Taoiseach Enda Kenny has rushed to the defence of his Labour colleagues in Government against what he described as opportunistic attacks from Fianna Fáil over budget cuts.
Mr Kenny said the budget did not belong to any particular party in the Coalition but was about “fixing the mess left behind” by the previous administration.
He was responding to accusations from Fianna Fáil leader Micheál Martin that he had tried to “hammer Labour Party backbenchers into submission” on cuts.
Mr Martin referred to reports that Labour ministers had walked out of a pre-budget cabinet meeting, and said “the big question is why did they walk back in again”.
He asked was it “to add tax to lower-paid workers, to cut the child benefit, and to cut the respite grant?”.
Mr Martin said there was “a real sense of betrayal across the land now” because “the Labour Party has broken every single promise it made to the people of Ireland before the election”.
He appealed to the Taoiseach to reverse budget cuts to the respite care grant before the Social Welfare Bill began going through the Dáil last night.
Mr Martin said the “mean-spirited” cut could be reversed by introducing a marginal increase in the universal social charge.
“You seem to want to hammer Labour Party backbenchers into submission here,” he said. “And why?
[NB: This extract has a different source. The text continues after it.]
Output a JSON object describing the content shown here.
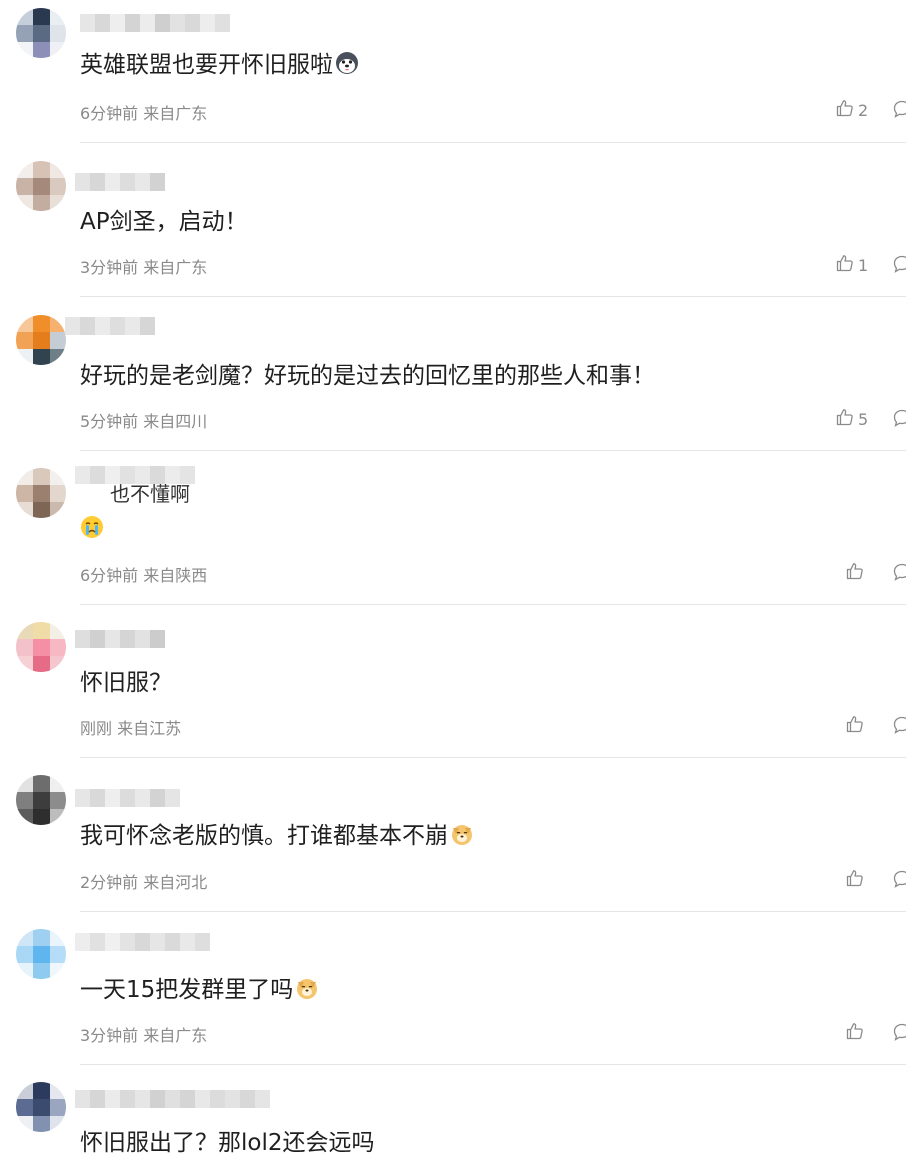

To protect the highest paid in the land?
“You seem determined to suppress dissent, as is witnessed through the ramming through of the welfare bill.”
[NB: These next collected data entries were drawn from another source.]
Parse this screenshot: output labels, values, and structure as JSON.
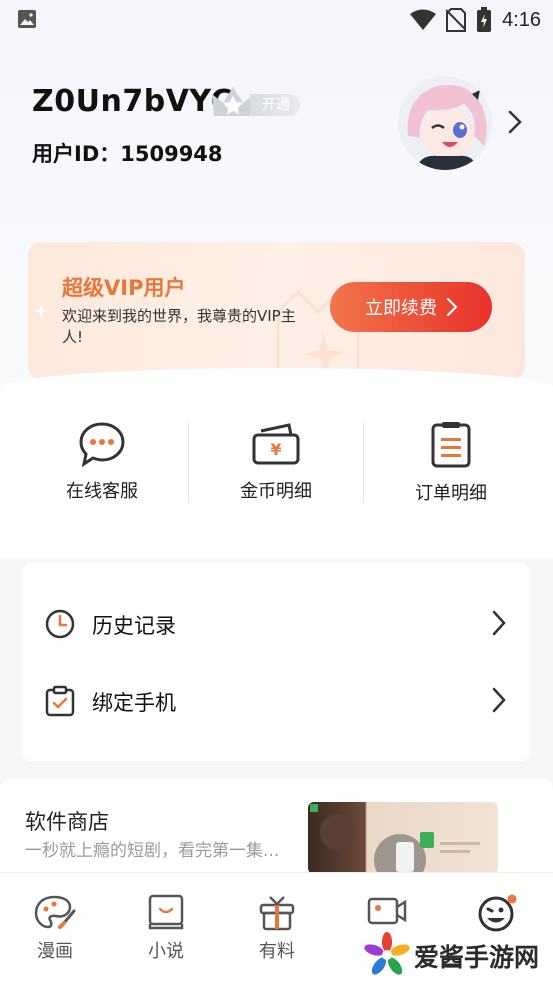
{
  "status_bar": {
    "time": "4:16",
    "icons": [
      "image-notification-icon",
      "wifi-icon",
      "no-sim-icon",
      "battery-charging-icon"
    ]
  },
  "profile": {
    "username": "Z0Un7bVYC",
    "vip_tag": "开通",
    "user_id": "用户ID：1509948"
  },
  "vip_banner": {
    "title": "超级VIP用户",
    "description": "欢迎来到我的世界，我尊贵的VIP主人!",
    "renew_button": "立即续费",
    "colors": {
      "title": "#e9763a",
      "button_start": "#f0754a",
      "button_end": "#e8322b"
    }
  },
  "quick_actions": [
    {
      "label": "在线客服",
      "icon": "chat-bubble-icon"
    },
    {
      "label": "金币明细",
      "icon": "wallet-icon"
    },
    {
      "label": "订单明细",
      "icon": "order-list-icon"
    }
  ],
  "menu": [
    {
      "label": "历史记录",
      "icon": "clock-icon"
    },
    {
      "label": "绑定手机",
      "icon": "clipboard-check-icon"
    }
  ],
  "store": {
    "title": "软件商店",
    "subtitle": "一秒就上瘾的短剧，看完第一集..."
  },
  "tabs": [
    {
      "label": "漫画",
      "icon": "palette-icon"
    },
    {
      "label": "小说",
      "icon": "book-icon"
    },
    {
      "label": "有料",
      "icon": "gift-icon"
    },
    {
      "label": "",
      "icon": "video-icon"
    },
    {
      "label": "",
      "icon": "smile-face-icon"
    }
  ],
  "watermark": {
    "text": "爱酱手游网"
  },
  "accent_color": "#e9763a"
}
Mr Kenny said newspaper reports on the pre-budget meeting to which Mr Martin had referred were “very far removed from reality”.
He said: “Your attack on the Labour Party is utterly hypocritical and opportunistic. You are under pressure from your colleagues on the far side of the house and you chose to pick out the Labour Party.”
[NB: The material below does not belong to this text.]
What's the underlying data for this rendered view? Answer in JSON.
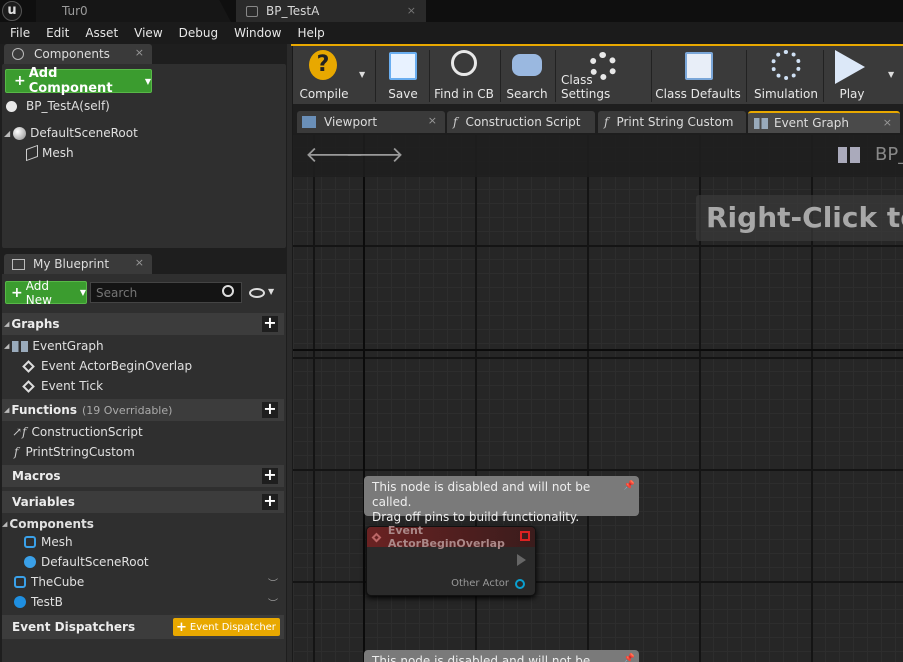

Mr Kenny said the budget “is not about the Fine Gael party, is not about the Labour Party. It’s about Ireland and its people.”
He said the Government would “stand over” the budget, which protects the “vast majority” of welfare payments.
“It ill behoves you to come in here and attack the Labour Party in particular as if this budget belongs to them,” said Mr Kenny.
Sinn Féin leader Gerry Adams said the budget was “all about the Labour Party”, which is standing over cuts.
He said ministers were taking home over €3,000 a week. “You have broken your own cap on special advisers. And you refused to look at alternatives.”